Bize vahdet sarayından gelen nûr-ı safadır pîr

Bize vahdet sarayından gelen nûr-ı safadır pîr
Marîz olan kulûbâtın kamusuna şifâdır pîr 

Anın Cibril'dir aklı doğup burc-ı saâdetden
Delîl-i peyk-i Rahmân'dır halîl-i enbiyâdır pîr 

Bular rûh-ı musaffadır ki "cemü'l-cem" e varmışlar 
Cemî'den farka gelmişler vekîl-i Mustafâ'dır pîr 

Yemîni arş makamıdır ledünniyât kelâmıdır 
Bular vaktin imamıdır delîl-i pîşvâdır pîr 

Bakarlar ahd-i mîsâka gönül vermezler âfâka 
Cemî-i kalb-i uşşâka veren nûr u ziyadır pîr 

Okurlar mekteb-i dilden alırlar buyu her gülden 
Bular gelmiştir iç ilden gürûh-ı asfiyâdır pîr 

Bular bir özge candırlar bular dârü'l-emândırlar 
Bular kutb-ı zamandırlar kamu vahdet-nümâdır pîr 

Kapısında seni me'yus kılmak sânına düşmez 
Kabûl-i hazret eyler bir büyük sâhib-atâdır pîr 

Pîrimiz Hazret-i Rehber Muhammed Sâmî-yi Server
Kamu uşşâkı mest eyler yüzü şems ü duhâdır pîr 

Tutup destin seni makbûl-i dergâh eyledi 
Salih Sözü hak kavli mutlak zî-hayâ sâhib-vefâdır pîr

 

 

 

 

 

 

Marîz olan kulûbât = Hasta olan kalbler.

Peyk-i Rahman = Allah'dan haber veren.

Hâlil-i enbiyâ = Peygamberlerin dostu.

Ruh-u musaffa = Tertemiz ruh.

Cemü'l-cem = Allah'ın yüksek sırlarına ulaşan.

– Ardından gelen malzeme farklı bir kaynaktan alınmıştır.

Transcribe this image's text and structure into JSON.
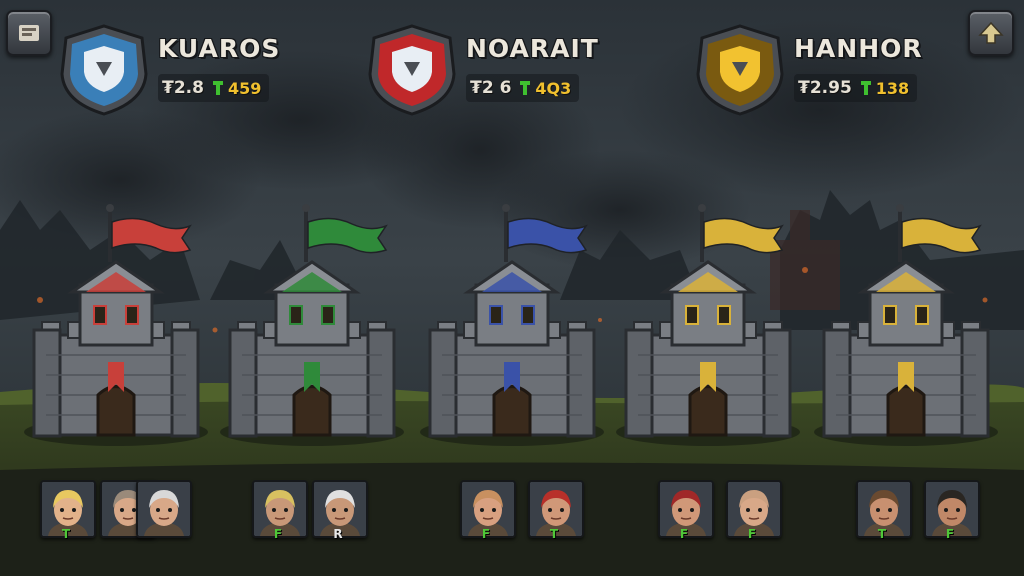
{
  "factions": [
    {
      "id": "kuaros",
      "name": "KUAROS",
      "power": "₮2.8",
      "troops": "459",
      "emblem_color": "#e8eef4",
      "emblem_accent": "#3a7fb8",
      "emblem_icon": "shield-silver-blue-icon"
    },
    {
      "id": "noarait",
      "name": "NOARAIT",
      "power": "₮2 6",
      "troops": "4Q3",
      "emblem_color": "#e8eef4",
      "emblem_accent": "#c0282a",
      "emblem_icon": "shield-silver-red-icon"
    },
    {
      "id": "hanhor",
      "name": "HANHOR",
      "power": "₮2.95",
      "troops": "138",
      "emblem_color": "#f2c230",
      "emblem_accent": "#7a5a10",
      "emblem_icon": "shield-gold-icon"
    }
  ],
  "castles": [
    {
      "name": "castle-red",
      "flag": "#c8403a"
    },
    {
      "name": "castle-green",
      "flag": "#2f8a3a"
    },
    {
      "name": "castle-blue",
      "flag": "#3a52a8"
    },
    {
      "name": "castle-yellow-1",
      "flag": "#d9b23a"
    },
    {
      "name": "castle-yellow-2",
      "flag": "#d9b23a"
    }
  ],
  "heroes": [
    {
      "name": "blonde-hero",
      "hair": "#e8c860",
      "skin": "#e2b28a",
      "level": "T",
      "level_color": "#4fc838"
    },
    {
      "name": "bald-green-eyed-hero",
      "hair": "#9a8a7a",
      "skin": "#d8a888",
      "level": "",
      "level_color": "#4fc838"
    },
    {
      "name": "silver-haired-hero",
      "hair": "#d8d8d8",
      "skin": "#d8a888",
      "level": "",
      "level_color": "#4fc838"
    },
    {
      "name": "blonde-warrior-hero",
      "hair": "#d8c060",
      "skin": "#c89878",
      "level": "F",
      "level_color": "#4fc838"
    },
    {
      "name": "white-haired-elder-hero",
      "hair": "#e0e0e0",
      "skin": "#c89878",
      "level": "R",
      "level_color": "#e8e8e8"
    },
    {
      "name": "blue-masked-hero",
      "hair": "#c89060",
      "skin": "#d8a080",
      "level": "F",
      "level_color": "#4fc838"
    },
    {
      "name": "red-bandana-hero",
      "hair": "#b8302a",
      "skin": "#d09878",
      "level": "T",
      "level_color": "#4fc838"
    },
    {
      "name": "red-hood-hero",
      "hair": "#a02828",
      "skin": "#d09878",
      "level": "F",
      "level_color": "#4fc838"
    },
    {
      "name": "bald-hero",
      "hair": "#caa080",
      "skin": "#d8a888",
      "level": "F",
      "level_color": "#4fc838"
    },
    {
      "name": "bearded-warrior-hero",
      "hair": "#6a4a30",
      "skin": "#c89070",
      "level": "T",
      "level_color": "#4fc838"
    },
    {
      "name": "dark-bearded-hero",
      "hair": "#2a2622",
      "skin": "#c08868",
      "level": "F",
      "level_color": "#4fc838"
    }
  ],
  "colors": {
    "ui_text": "#ece7dc",
    "troop_count": "#f0c02e",
    "troop_icon": "#3fc030"
  }
}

Cemi'den fark = Eşyayı Hak'la görmek ve Hakkı eşyasız idrak veya Fenadan sonraki bekadır.

Arş = Dokuzuncu gök.

Pişvâ = Başkan.

Ahd-i mîsâk = "Kalu belâ" aninda ruhlardan Allah'ın aldığı söz.

Âfâk = Ufuklar.

Kalb-i uşşak = Âşıkların kalbi

Mekteb-i dil = Gönül mektebi.

Gürüh-u asfiyâ = Seçkinler güruhu, veliler.

Dârül-emân = Sığınılacak yer.

Vahdet-nûmâ = Allah'ın birliğini gösteren.

Mey'us = Kederli.

Sâhib-atâ = İhsan sahibi, cömert

Uşşak = Âşıklar. 

Şems = Güneş.

Duhâ = Kuşluk vakti.

Salih Sözü hak kavli mutlak zî-hayâ sâhib-vefâdır pîr = Doğru sözlü, sağlam vaitli, sözünde durur.